Mögen sich auch die Deutschschweizer über das mangelnde Arbeitsethos in den
anderen Gebieten beschweren und lamentieren, wie unorganisiert, wenig
zielgerichtet und einfach unschweizerisch es dort zugeht, insgeheim beneiden
sie die französischen und italienischen Kantone um ihren Humor und ihre
Lebensfreude und das Glas Wein zum Mittagessen. Die Frankoschweizer wiederum
sind eher proeuropäisch und weniger nationalistisch, wie Referendenabstimmungen
immer wieder zeigen (so votierten in der Ausschaffungsinitiative 2010
nur fünfeinhalb Kantone gegen die zwingende Ausweisung, bis auf Basel-Stadt
alle französischsprachig; und 1992 haben sich alle französischsprachigen Kantone
für den EU -Beitritt ausgesprochen). Zwar klagen sie
über die Arroganz der Deutschschweizer, aber hier können sie in nationalen
Angelegenheiten mitbestimmen, was in Frankreich nicht der Fall wäre. Und die
Tessiner, die seit 1999
keinen Sitz im Bundesrat mehr hatten, fühlen sich lieber von Bern ignoriert,
als dass sie sich von Rom regieren lassen wollten.

Mit Zungen reden
    Man wird an allen Ecken und Enden darauf gestoßen,
dass die Schweiz ein mehrsprachiges Land ist. Im Intercity von Basel nach
Zürich – zwei deutschsprachige Städte – ist man einer Flut von Sprachen
ausgesetzt. Die höfliche Dame sagt alles dreimal an, damit auch jeder im Zug
sie versteht. Sie heißt einen herzlich willkommen und wünscht eine gute Reise,
gibt bekannt, dass Erfrischungsgetränke und kleine Snacks im Bistro in der
Zugmitte erhältlich sind und dass das Zugpersonal zur Verfügung steht, falls
man irgendwelche Fragen hat oder weitere Informationen wünscht. Ungeheuer
informativ und ungeheuer langatmig: Bis man es zuerst auf Deutsch, dann auf
Französisch und schließlich auf Englisch gehört hat, ist man schon beinahe in
Zürich. Solche mehrsprachigen Ansagen sind in der Schweiz die Regel,
interessant ist allerdings, dass eine der Sprachen häufig Englisch ist. In
Zügen Richtung Italien sind die schriftlichen Hinweise, die es im Zug und auf
den Bahnhöfen reichlich gibt, auch auf Italienisch abgefasst. So ermahnen einen
große Schilder auf Deutsch, Französisch, Italienisch und Englisch, nicht die
Gleise zu überqueren; man kann ihre Bedeutung also nicht missverstehen. Wobei
im Grunde die englische Warnung reichen würde, denn welcher Schweizer käme je
auf die dummdreiste Idee, unvorschriftsmäßig an nicht markierten Stellen zu
queren?
    Aber nicht nur Sicherheitshinweise werden in einer
ganzen Sprachenpalette gegeben. Beispielsweise müssen auch
Lebensmittelverpackungen alle Informationen auf Deutsch, Französisch und
Italienisch liefern. Sämtliche Inhaltsstoffe, dazu Nährwerte,
Gesundheitsgefahren und allergische Risiken sowie Produktinformationen werden
in drei Sprachen aufgeführt – ich frage mich, womit eigentlich englische oder
deutsche Hersteller den vielen Platz auf ihren Cornflakesschachteln und
Joghurtbechern füllen. Sogar die brutalen Warnungen auf Zigarettenschachteln
werden dreisprachig gegeben, unter Rauchen ist tödlich steht Fumer tue und Il fumo uccide .

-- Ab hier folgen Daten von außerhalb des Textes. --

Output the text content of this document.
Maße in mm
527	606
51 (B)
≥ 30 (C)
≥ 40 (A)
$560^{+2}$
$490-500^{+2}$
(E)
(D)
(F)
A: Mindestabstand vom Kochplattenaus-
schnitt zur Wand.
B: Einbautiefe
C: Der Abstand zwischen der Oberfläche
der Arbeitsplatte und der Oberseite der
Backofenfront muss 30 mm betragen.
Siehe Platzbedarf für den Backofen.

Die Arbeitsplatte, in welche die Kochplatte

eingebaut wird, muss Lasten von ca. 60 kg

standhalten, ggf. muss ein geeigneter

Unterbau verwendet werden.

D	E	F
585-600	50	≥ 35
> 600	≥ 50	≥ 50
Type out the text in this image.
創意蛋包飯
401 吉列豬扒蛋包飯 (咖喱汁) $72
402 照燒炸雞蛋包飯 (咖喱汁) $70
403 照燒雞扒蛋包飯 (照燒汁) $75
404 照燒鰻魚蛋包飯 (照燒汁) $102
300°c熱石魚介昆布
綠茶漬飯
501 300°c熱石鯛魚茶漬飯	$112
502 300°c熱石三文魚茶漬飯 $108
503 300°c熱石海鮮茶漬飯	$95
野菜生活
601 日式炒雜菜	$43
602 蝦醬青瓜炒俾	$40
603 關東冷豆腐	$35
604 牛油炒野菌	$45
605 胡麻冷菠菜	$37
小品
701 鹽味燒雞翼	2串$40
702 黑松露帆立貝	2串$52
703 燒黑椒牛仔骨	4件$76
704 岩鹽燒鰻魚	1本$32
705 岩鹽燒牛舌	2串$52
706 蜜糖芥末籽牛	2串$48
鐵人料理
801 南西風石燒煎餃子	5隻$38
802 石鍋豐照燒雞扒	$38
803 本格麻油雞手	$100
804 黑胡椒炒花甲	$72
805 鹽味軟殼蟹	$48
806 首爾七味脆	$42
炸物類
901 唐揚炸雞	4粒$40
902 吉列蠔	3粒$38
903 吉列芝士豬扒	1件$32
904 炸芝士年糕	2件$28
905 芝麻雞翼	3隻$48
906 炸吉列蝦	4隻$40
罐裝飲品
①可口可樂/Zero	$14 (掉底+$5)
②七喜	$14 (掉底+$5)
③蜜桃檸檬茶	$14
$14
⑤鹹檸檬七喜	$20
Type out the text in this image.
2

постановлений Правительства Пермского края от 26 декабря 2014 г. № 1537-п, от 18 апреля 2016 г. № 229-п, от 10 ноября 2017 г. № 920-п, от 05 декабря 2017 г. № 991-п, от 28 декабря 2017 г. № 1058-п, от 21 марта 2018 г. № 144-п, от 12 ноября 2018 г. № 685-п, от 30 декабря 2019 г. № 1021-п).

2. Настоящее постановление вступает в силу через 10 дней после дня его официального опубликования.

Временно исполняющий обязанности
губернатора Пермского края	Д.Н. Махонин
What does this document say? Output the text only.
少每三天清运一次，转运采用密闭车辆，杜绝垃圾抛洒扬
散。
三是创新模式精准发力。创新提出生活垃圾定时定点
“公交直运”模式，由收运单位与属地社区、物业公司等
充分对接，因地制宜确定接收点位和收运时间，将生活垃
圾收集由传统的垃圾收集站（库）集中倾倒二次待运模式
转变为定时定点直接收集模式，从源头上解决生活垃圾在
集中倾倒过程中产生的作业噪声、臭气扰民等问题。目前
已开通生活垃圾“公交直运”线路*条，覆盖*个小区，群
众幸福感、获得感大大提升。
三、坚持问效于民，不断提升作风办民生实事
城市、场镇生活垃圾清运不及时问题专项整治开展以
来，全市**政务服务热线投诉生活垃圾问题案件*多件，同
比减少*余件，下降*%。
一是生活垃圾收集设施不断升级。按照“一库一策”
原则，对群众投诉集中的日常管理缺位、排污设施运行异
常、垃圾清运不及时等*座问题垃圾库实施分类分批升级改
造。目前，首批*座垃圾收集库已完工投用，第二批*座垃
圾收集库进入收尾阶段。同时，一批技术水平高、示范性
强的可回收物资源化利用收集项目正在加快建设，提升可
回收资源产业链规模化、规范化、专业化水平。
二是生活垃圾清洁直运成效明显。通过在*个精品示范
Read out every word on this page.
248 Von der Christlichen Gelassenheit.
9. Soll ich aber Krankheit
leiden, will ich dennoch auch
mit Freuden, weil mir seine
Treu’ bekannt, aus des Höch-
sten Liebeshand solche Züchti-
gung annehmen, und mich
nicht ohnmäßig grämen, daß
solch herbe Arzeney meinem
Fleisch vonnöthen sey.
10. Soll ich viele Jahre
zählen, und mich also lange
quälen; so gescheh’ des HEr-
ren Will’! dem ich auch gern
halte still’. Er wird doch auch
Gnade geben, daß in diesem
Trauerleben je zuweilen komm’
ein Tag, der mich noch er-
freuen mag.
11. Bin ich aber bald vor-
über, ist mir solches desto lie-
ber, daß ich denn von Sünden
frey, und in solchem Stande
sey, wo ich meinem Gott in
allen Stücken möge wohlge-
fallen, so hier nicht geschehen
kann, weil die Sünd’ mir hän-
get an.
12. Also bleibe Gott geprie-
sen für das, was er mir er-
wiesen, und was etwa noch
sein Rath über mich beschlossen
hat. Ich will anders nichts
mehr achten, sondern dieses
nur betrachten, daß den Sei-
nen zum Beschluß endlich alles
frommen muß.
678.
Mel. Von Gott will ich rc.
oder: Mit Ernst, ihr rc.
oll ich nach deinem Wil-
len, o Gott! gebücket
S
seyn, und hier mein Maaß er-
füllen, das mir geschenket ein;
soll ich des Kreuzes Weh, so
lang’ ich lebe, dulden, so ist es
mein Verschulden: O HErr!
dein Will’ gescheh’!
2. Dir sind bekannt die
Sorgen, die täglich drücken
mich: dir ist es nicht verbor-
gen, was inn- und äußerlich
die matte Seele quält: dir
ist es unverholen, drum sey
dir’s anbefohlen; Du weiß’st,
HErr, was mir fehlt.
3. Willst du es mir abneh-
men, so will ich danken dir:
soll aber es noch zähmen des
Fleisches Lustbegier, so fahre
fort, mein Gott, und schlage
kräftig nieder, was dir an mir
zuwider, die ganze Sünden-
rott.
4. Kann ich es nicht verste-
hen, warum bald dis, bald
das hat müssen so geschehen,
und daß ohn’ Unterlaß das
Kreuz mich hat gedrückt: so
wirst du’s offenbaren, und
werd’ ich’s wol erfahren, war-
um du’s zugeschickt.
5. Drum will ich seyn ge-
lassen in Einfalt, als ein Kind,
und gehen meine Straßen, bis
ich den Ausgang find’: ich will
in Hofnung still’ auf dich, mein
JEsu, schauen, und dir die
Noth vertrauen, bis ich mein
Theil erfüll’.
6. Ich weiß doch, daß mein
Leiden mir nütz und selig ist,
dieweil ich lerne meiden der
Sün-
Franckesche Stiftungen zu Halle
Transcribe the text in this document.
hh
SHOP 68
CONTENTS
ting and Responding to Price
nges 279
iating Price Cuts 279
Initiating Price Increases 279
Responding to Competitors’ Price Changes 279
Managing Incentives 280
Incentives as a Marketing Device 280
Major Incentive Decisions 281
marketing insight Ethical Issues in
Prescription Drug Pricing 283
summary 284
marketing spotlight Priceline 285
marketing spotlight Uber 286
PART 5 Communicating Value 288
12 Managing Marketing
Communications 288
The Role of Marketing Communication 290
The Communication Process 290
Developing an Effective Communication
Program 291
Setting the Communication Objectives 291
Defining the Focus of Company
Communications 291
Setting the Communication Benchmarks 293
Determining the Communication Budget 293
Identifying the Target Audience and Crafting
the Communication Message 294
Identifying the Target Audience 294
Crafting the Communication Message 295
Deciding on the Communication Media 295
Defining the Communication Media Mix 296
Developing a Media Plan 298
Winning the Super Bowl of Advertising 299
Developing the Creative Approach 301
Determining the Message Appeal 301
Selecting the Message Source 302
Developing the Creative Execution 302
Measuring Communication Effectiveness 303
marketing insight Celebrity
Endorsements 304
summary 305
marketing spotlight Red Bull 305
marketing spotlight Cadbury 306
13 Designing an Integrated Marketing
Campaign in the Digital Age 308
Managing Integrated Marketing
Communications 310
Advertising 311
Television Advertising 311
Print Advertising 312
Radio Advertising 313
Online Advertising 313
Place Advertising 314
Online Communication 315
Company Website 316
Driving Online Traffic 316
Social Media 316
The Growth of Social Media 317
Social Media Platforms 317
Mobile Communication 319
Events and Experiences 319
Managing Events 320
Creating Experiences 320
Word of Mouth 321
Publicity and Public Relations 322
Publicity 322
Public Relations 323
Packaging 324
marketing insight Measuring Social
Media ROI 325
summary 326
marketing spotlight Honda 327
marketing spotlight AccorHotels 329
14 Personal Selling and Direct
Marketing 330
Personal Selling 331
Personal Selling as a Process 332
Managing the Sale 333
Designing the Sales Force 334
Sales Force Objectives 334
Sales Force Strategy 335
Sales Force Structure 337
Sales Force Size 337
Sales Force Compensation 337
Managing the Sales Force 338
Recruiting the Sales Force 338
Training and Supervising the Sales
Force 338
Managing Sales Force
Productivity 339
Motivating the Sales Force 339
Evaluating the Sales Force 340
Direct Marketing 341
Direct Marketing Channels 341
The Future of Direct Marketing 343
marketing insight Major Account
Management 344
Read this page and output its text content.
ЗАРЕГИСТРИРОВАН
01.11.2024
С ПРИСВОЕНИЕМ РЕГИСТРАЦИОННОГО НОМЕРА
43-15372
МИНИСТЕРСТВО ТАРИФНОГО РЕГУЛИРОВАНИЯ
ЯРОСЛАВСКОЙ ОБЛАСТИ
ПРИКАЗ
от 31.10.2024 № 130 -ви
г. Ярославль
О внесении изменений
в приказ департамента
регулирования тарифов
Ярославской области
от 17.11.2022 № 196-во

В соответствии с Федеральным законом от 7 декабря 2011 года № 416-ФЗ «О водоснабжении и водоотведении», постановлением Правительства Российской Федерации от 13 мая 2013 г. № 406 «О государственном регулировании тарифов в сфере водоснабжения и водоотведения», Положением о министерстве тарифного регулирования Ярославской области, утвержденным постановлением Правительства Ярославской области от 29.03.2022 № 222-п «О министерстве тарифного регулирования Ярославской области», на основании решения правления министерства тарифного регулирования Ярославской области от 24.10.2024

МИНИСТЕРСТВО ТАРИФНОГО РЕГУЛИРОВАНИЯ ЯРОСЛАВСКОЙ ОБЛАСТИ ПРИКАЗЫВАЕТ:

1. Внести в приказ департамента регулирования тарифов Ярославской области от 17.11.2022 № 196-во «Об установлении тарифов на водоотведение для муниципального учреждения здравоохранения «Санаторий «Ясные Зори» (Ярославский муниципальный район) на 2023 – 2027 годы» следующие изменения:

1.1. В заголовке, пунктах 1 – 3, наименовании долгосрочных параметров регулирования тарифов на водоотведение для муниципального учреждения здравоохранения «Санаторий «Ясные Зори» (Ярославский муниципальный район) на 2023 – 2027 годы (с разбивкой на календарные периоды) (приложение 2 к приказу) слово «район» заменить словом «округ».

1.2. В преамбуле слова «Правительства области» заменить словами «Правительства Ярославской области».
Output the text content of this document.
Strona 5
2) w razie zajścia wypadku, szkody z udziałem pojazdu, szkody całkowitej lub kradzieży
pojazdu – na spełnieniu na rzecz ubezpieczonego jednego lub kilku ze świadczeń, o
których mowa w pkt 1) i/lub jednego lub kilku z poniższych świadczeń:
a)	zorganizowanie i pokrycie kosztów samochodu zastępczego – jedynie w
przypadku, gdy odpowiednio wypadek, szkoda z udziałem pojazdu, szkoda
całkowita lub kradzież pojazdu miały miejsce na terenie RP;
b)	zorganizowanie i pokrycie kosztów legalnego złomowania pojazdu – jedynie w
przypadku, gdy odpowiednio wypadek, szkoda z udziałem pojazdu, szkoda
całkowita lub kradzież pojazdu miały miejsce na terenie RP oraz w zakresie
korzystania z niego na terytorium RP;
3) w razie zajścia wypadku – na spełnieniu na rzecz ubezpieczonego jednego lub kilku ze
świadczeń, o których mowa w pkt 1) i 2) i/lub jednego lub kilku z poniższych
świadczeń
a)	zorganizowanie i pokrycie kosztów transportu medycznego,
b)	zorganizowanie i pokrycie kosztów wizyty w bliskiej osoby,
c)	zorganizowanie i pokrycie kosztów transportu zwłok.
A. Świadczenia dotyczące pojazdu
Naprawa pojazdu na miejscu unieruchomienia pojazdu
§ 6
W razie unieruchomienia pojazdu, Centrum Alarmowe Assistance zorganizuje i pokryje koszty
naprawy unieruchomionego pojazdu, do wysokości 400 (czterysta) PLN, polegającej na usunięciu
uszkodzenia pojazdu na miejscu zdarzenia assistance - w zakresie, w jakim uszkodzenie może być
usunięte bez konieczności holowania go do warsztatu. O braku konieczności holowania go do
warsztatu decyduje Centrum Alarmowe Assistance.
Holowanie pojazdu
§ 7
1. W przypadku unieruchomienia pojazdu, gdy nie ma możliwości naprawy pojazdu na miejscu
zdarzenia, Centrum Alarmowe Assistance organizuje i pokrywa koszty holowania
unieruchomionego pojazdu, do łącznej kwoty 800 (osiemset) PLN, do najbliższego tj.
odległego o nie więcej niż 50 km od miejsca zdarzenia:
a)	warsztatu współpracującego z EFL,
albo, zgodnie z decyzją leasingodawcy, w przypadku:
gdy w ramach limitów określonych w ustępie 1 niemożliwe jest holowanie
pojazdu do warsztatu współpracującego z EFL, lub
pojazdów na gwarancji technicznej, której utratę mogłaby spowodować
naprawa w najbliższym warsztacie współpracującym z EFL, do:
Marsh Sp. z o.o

Keine Chance, den Hinweis auf den Sensenmann zu ignorieren. Bis man alles
durchgelesen hat, ist einem der Lebenswillen wahrscheinlich genauso gründlich
vergangen wie die Lust auf eine Zigarette.
    Die Schweizer sind wirklich eine polyglotte Nation,
viele wechseln ohne Mühe zwischen den Sprachen hin zu her. Schon in der
Grundschule lernen die Kinder eine zweite Nationalsprache, in den deutsch- und
französischsprachigen Kantonen meist die jeweils andere, wohingegen die
italienischsprachigen Kleinen gleich beide lernen müssen. In vielen Schulen
wird daneben noch Englisch unterrichtet, und zwar von derselben Klassestufe an.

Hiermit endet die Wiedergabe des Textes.